Georgia works to improve voter rolls as state exposes Fulton County 2020 election audit errors
A total of 191,473 voter records will be removed if there is no response to a mailed notice.
As more issues arise from the 2020 presidential election in Fulton County, Georgia is taking steps to better secure its future elections through cleaning its voter rolls.
According to state investigators, the county’s audit of the most recent presidential election included multiple errors but the overall outcome of the audit did not change.
"Human error" was the cause for mistakes in the audit, according to the state investigators, because the process required paper ballots being sorted by candidate, hand-counted totals being written on paper, then transcribed into computers.
The investigators’ findings were part of a consent order approved by the Georgia State Election Board on June 21, according to documents obtained by the Atlanta Journal-Constitution.
“The RLA (risk-limiting audit) was the first of its kind in Georgia,” a county attorney wrote to the secretary of state’s office. All of the counties "were not properly assisted in preparing for the RLA and were not given tools and resources to allow them to reconcile the data that was entered. A more robust system capable of handling the data and additional time would eliminate the issues.”
Election workers likely double-counted when they were unable to tell if the auditing software recorded their initial tally, causing them to enter the numbers again. There were also several mistyped vote totals or votes allocated to the wrong candidate.

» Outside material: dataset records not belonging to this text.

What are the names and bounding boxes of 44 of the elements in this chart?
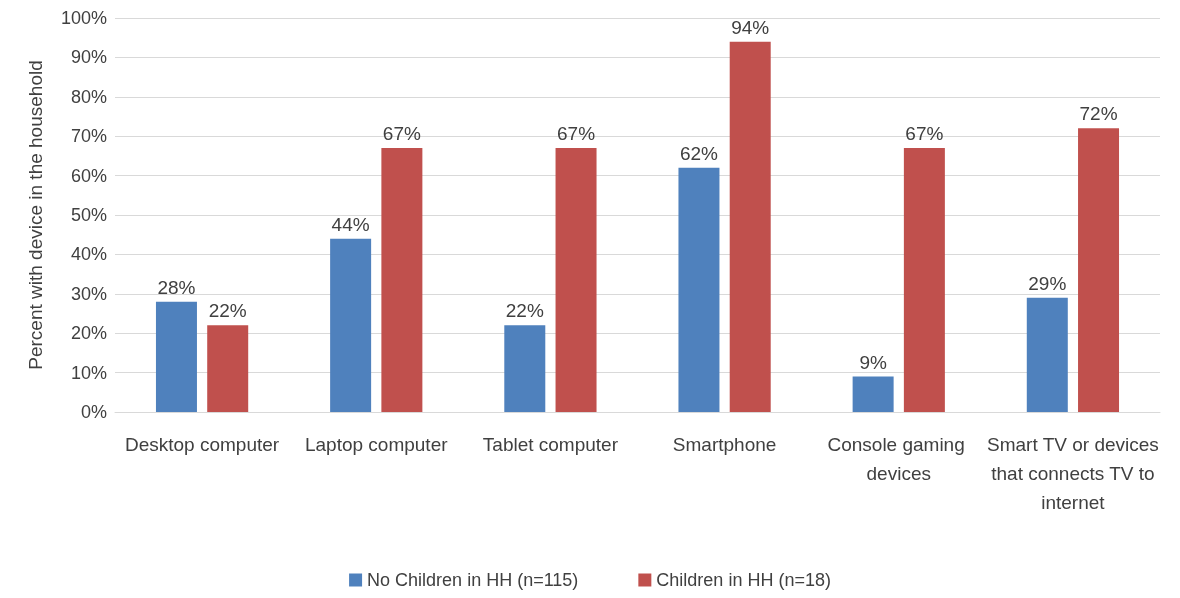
data-label: 67% <box>905 123 944 145</box>
y-tick-label: 80% <box>70 86 107 107</box>
y-tick-label: 40% <box>70 244 107 265</box>
bar <box>1026 297 1068 412</box>
y-tick-label: 90% <box>70 47 107 68</box>
data-label: 9% <box>859 351 887 373</box>
data-label: 62% <box>679 142 719 164</box>
data-label: 67% <box>382 123 421 145</box>
y-axis-title: Percent with device in the household <box>25 60 46 370</box>
data-label: 28% <box>157 276 196 298</box>
data-label: 72% <box>1079 103 1118 125</box>
bar <box>381 148 423 412</box>
bar <box>330 238 372 412</box>
data-label: 94% <box>731 16 770 38</box>
bar <box>678 167 720 412</box>
y-tick-label: 70% <box>70 126 107 147</box>
y-tick-label: 10% <box>70 362 107 383</box>
x-tick-label: Desktop computer <box>124 434 280 455</box>
x-tick-label: Smart TV or devices that connects TV to internet <box>985 434 1160 513</box>
y-tick-label: 0% <box>80 402 107 422</box>
data-label: 22% <box>505 300 544 322</box>
bar <box>1078 128 1120 412</box>
bar <box>207 325 249 412</box>
y-tick-label: 60% <box>70 165 107 186</box>
x-tick-label: Console gaming devices <box>827 434 971 484</box>
data-label: 29% <box>1028 272 1067 294</box>
legend-label: No Children in HH (n=115) <box>367 570 579 590</box>
data-label: 67% <box>557 123 596 145</box>
y-tick-label: 100% <box>60 8 107 28</box>
y-tick-label: 30% <box>70 283 107 304</box>
x-tick-label: Tablet computer <box>482 434 619 455</box>
data-label: 22% <box>208 300 247 322</box>
bar <box>729 41 771 412</box>
bar <box>903 148 945 412</box>
x-tick-label: Smartphone <box>672 434 777 455</box>
bar <box>155 301 197 412</box>
data-label: 44% <box>331 213 370 235</box>
bar <box>852 376 894 412</box>
y-tick-label: 50% <box>70 205 107 225</box>
bar <box>555 148 597 412</box>
bar <box>504 325 546 412</box>
legend-label: Children in HH (n=18) <box>656 570 831 590</box>
x-tick-label: Laptop computer <box>304 434 449 455</box>
y-tick-label: 20% <box>70 323 107 344</box>
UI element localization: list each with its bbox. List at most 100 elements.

The errors found by the investigators amounted to about 3,000 extra absentee votes counted for then-Democrat presidential nominee Joe Biden during the audit, according to a rough estimate by the Atlanta Journal-Constitution.
However, it was not used for the state's certified vote count. The overall audit count was close to the official machine results.
The state election board "accepted the consent order as an appropriate resolution of the investigation," Deputy Secretary of State Jordan Fuchs told Just the News on Tuesday. "The investigation specifically found that any data entry errors committed by Fulton did not affect the results of the 2020 election. The case is now closed.”
Fulton County had multiple irregularities during the presidential election.
The state’s handpicked election monitor for the county documented two dozen pages of mismanagement and irregularities during vote counting in Atlanta in November 2020, including double-scanning of ballots, insecure transport of ballots, and violations of voter privacy.
Amid Fulton County’s issues, Georgia Secretary of State Brad Raffensperger announced updates to the state’s voter rolls.
A total of 191,473 voter records that had been placed into “inactive status” because of returned mail or based on the National Change of Address list are to be removed if there is no response to a mailed notice, the secretary of state’s office said in a press release Tuesday.
State law allows for voter registration records to be removed after being in an “inactive” status for two general elections and not updated in that timeframe.
“Georgia’s voter rolls are the cleanest in the nation, and list maintenance efforts like this ensures the integrity of our elections,” Raffensperger said Tuesday.
A total of 75,676 records have already been canceled this year due to death or moving out of state.
In February, Raffensperger told Just the News that federal law can prevent Georgia from cleaning its voter rolls "for 11 months" of the year during a presidential election cycle.
He said that the 1993 National Voter Registration Act prevents states from cleaning their voter rolls less than 90 days before a federal election.
"Come 2024, 90 days before the primary, we can't update" the voter rolls, he said.
With a May or June primary followed soon after by the start of absentee or early voting for the November general election, the state could find itself without a legal window in which to clean its voter rolls for the general.
In the event of runoff elections following closely on the heels of general elections, which the closely divided swing state has had in the past two election cycles, Georgia will again "run out" of time, Raffensperger said.